Security is enforced through four sequential verification gates. G1 applies static analysis and dependency scanning. G2 uses LLM-based semantic classification to detect intent mismatches. G3 executes the skill in a behavioral sandbox to monitor side effects. G4 validates a permission manifest against observed behavior. Based on the results of these gates and the skill's provenance, the framework assigns the skill to a specific trust tier. This tiered approach adheres to the principle of least privilege. For example, unvetted skills (T1) receive instructions-only access with full isolation, whereas vendor-certified skills (T4) are granted full tool access and code execution capabilities. This mapping aligns governance decisions with the specific attack surface of the progressive disclosure levels, ensuring that executable scripts are only accessible to highly trusted tiers.
Experiment
Experiments validate that integrating skill libraries via reinforcement learning, autonomous discovery, and structured representations significantly improves task completion and efficiency across software environments. While GUI grounding and compositional synthesis enable smaller models to outperform larger counterparts on complex benchmarks, challenges remain in professional applications and extended tasks. Security analyses further indicate that these architectures introduce critical risks, such as prompt injection and data exfiltration vulnerabilities within marketplace repositories.
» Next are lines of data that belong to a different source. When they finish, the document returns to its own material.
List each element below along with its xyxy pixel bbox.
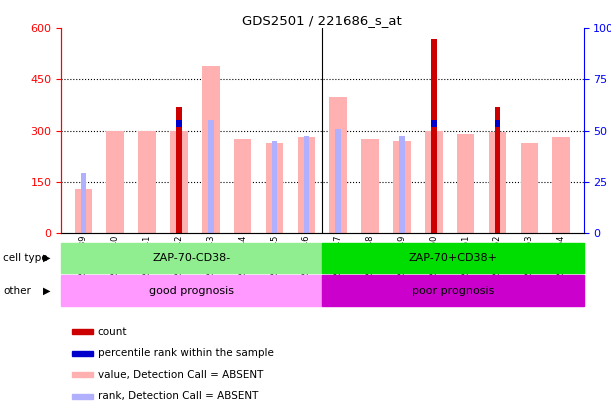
Bar <box>431 38 437 233</box>
Bar <box>425 130 442 233</box>
Bar <box>361 139 379 233</box>
Bar <box>72 330 93 335</box>
Bar <box>495 107 500 233</box>
Bar <box>72 394 93 399</box>
Bar <box>304 136 309 233</box>
Bar <box>81 173 86 233</box>
Text: rank, Detection Call = ABSENT: rank, Detection Call = ABSENT <box>98 391 258 401</box>
Bar <box>393 141 411 233</box>
Text: ZAP-70-CD38-: ZAP-70-CD38- <box>153 253 231 263</box>
Bar <box>176 122 182 233</box>
Bar <box>202 66 219 233</box>
Text: value, Detection Call = ABSENT: value, Detection Call = ABSENT <box>98 370 263 380</box>
Bar <box>323 275 584 306</box>
Title: GDS2501 / 221686_s_at: GDS2501 / 221686_s_at <box>243 14 402 27</box>
Text: count: count <box>98 327 127 337</box>
Bar <box>176 120 182 126</box>
Text: poor prognosis: poor prognosis <box>412 286 494 296</box>
Bar <box>72 372 93 377</box>
Bar <box>329 96 347 233</box>
Bar <box>298 137 315 233</box>
Bar <box>272 141 277 233</box>
Text: percentile rank within the sample: percentile rank within the sample <box>98 348 274 358</box>
Bar <box>521 143 538 233</box>
Bar <box>431 120 437 126</box>
Bar <box>457 134 474 233</box>
Bar <box>72 351 93 356</box>
Text: other: other <box>3 286 31 296</box>
Text: ▶: ▶ <box>43 286 50 296</box>
Bar <box>61 243 323 273</box>
Bar <box>75 189 92 233</box>
Text: cell type: cell type <box>3 253 48 263</box>
Text: ZAP-70+CD38+: ZAP-70+CD38+ <box>408 253 497 263</box>
Bar <box>170 130 188 233</box>
Bar <box>323 243 584 273</box>
Bar <box>61 275 323 306</box>
Bar <box>208 120 214 233</box>
Text: good prognosis: good prognosis <box>149 286 234 296</box>
Bar <box>138 130 156 233</box>
Bar <box>176 107 182 233</box>
Bar <box>234 139 252 233</box>
Bar <box>495 120 500 126</box>
Bar <box>552 137 570 233</box>
Bar <box>399 136 405 233</box>
Bar <box>266 143 284 233</box>
Bar <box>106 130 124 233</box>
Bar <box>489 132 507 233</box>
Text: ▶: ▶ <box>43 253 50 263</box>
Bar <box>335 129 341 233</box>
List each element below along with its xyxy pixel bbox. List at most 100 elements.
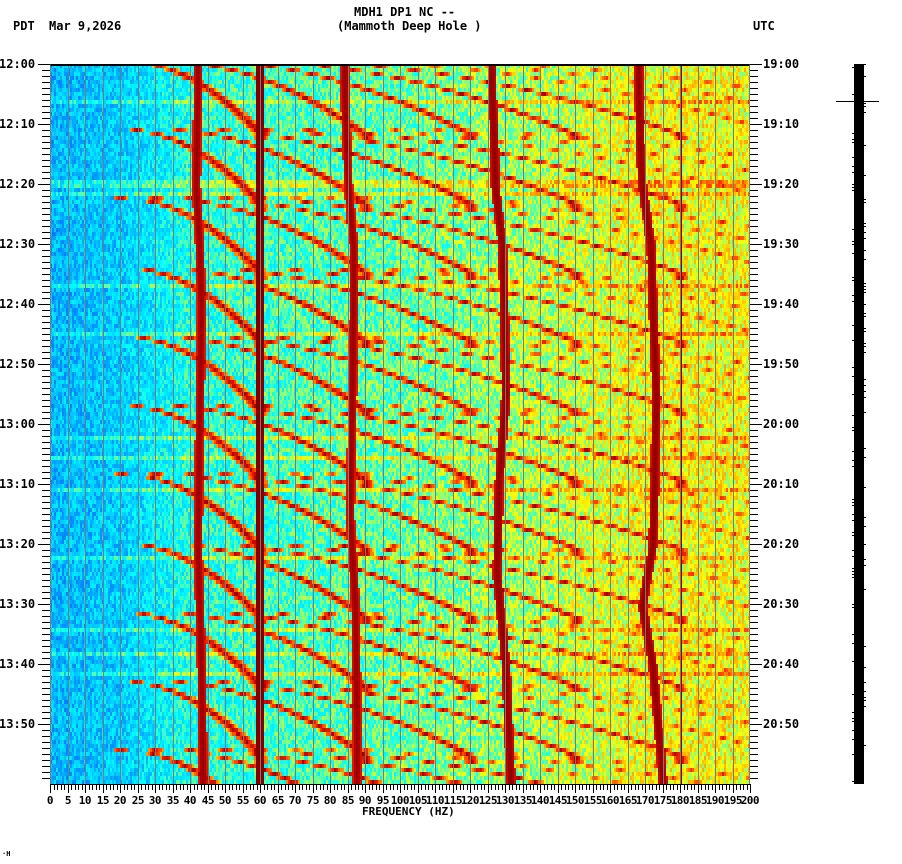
trace-wiggle <box>864 313 866 314</box>
y-minor-tick <box>750 130 758 131</box>
right-time-label: 19:20 <box>763 177 800 191</box>
trace-wiggle <box>852 229 854 230</box>
left-time-label: 12:50 <box>0 357 36 371</box>
x-minor-tick <box>687 784 688 790</box>
y-minor-tick <box>750 238 758 239</box>
x-minor-tick <box>726 784 727 790</box>
trace-wiggle <box>864 331 866 332</box>
y-minor-tick <box>42 622 50 623</box>
x-minor-tick <box>502 784 503 790</box>
y-minor-tick <box>42 106 50 107</box>
trace-wiggle <box>852 568 854 569</box>
x-minor-tick <box>358 784 359 790</box>
x-minor-tick <box>537 784 538 790</box>
y-minor-tick <box>750 322 758 323</box>
x-minor-tick <box>446 784 447 790</box>
y-minor-tick <box>750 586 758 587</box>
trace-wiggle <box>852 451 854 452</box>
y-minor-tick <box>42 376 50 377</box>
y-minor-tick <box>750 460 758 461</box>
x-minor-tick <box>54 784 55 790</box>
x-minor-tick <box>617 784 618 790</box>
y-major-tick <box>38 604 50 605</box>
y-minor-tick <box>750 556 758 557</box>
trace-wiggle <box>864 385 866 386</box>
y-minor-tick <box>42 328 50 329</box>
x-minor-tick <box>309 784 310 790</box>
frequency-tick-label: 35 <box>166 794 180 807</box>
y-minor-tick <box>750 154 758 155</box>
left-time-label: 12:40 <box>0 297 36 311</box>
y-minor-tick <box>42 436 50 437</box>
y-minor-tick <box>42 214 50 215</box>
x-minor-tick <box>117 784 118 790</box>
y-minor-tick <box>42 82 50 83</box>
x-major-tick <box>628 784 629 793</box>
x-minor-tick <box>369 784 370 790</box>
y-minor-tick <box>42 478 50 479</box>
y-major-tick <box>750 424 762 425</box>
y-minor-tick <box>750 634 758 635</box>
y-major-tick <box>750 304 762 305</box>
x-minor-tick <box>215 784 216 790</box>
y-minor-tick <box>750 346 758 347</box>
y-minor-tick <box>750 592 758 593</box>
y-minor-tick <box>42 454 50 455</box>
y-major-tick <box>38 244 50 245</box>
x-minor-tick <box>743 784 744 790</box>
x-minor-tick <box>516 784 517 790</box>
y-minor-tick <box>42 76 50 77</box>
y-minor-tick <box>42 586 50 587</box>
x-major-tick <box>733 784 734 793</box>
x-minor-tick <box>201 784 202 790</box>
x-minor-tick <box>607 784 608 790</box>
y-minor-tick <box>42 346 50 347</box>
right-time-label: 19:00 <box>763 57 800 71</box>
left-time-label: 12:10 <box>0 117 36 131</box>
y-minor-tick <box>42 430 50 431</box>
x-minor-tick <box>124 784 125 790</box>
x-minor-tick <box>355 784 356 790</box>
trace-wiggle <box>852 712 854 713</box>
y-minor-tick <box>750 754 758 755</box>
y-minor-tick <box>750 286 758 287</box>
y-minor-tick <box>750 196 758 197</box>
corner-mark: ·H <box>2 850 11 858</box>
left-time-label: 13:40 <box>0 657 36 671</box>
trace-wiggle <box>864 223 866 224</box>
x-minor-tick <box>267 784 268 790</box>
x-minor-tick <box>484 784 485 790</box>
trace-wiggle <box>864 706 866 707</box>
y-minor-tick <box>42 562 50 563</box>
right-time-label: 19:40 <box>763 297 800 311</box>
y-minor-tick <box>750 160 758 161</box>
y-minor-tick <box>42 496 50 497</box>
y-minor-tick <box>42 652 50 653</box>
x-minor-tick <box>327 784 328 790</box>
y-minor-tick <box>750 316 758 317</box>
x-minor-tick <box>439 784 440 790</box>
y-minor-tick <box>750 400 758 401</box>
x-major-tick <box>715 784 716 793</box>
right-time-label: 20:10 <box>763 477 800 491</box>
x-major-tick <box>190 784 191 793</box>
trace-wiggle <box>852 166 854 167</box>
y-minor-tick <box>42 256 50 257</box>
trace-wiggle <box>852 577 854 578</box>
trace-wiggle <box>852 604 854 605</box>
trace-wiggle <box>864 526 866 527</box>
y-minor-tick <box>42 208 50 209</box>
trace-wiggle <box>864 379 866 380</box>
x-minor-tick <box>57 784 58 790</box>
x-minor-tick <box>551 784 552 790</box>
frequency-tick-label: 190 <box>705 794 725 807</box>
y-minor-tick <box>750 358 758 359</box>
y-minor-tick <box>750 280 758 281</box>
x-minor-tick <box>421 784 422 790</box>
x-major-tick <box>278 784 279 793</box>
y-minor-tick <box>750 352 758 353</box>
trace-wiggle <box>864 283 866 284</box>
trace-wiggle <box>852 394 854 395</box>
x-minor-tick <box>624 784 625 790</box>
y-minor-tick <box>42 550 50 551</box>
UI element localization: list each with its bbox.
The the the table outlines the current performance landscape of Computer-Using Agents across diverse benchmarks, identifying top-performing models and their success rates relative to human baselines. It demonstrates that while agents have reached human-level proficiency on certain general operating system tasks, significant performance gaps persist in specialized domains like professional applications. Proprietary models achieve performance comparable to human baselines on OSWorld-V. Specialized agents like CUA-Skill lead performance on Windows-specific benchmarks. Success rates are generally higher for coding tasks than for professional GUI interactions.
This evaluation assesses the performance landscape of Computer-Using Agents across diverse benchmarks relative to human baselines. Results indicate that while proprietary models achieve human-level proficiency on general operating system tasks and specialized agents excel in Windows-specific environments, significant gaps remain in professional application domains. Additionally, success rates are generally higher for coding tasks than for professional graphical user interface interactions, highlighting ongoing challenges in complex GUI manipulation.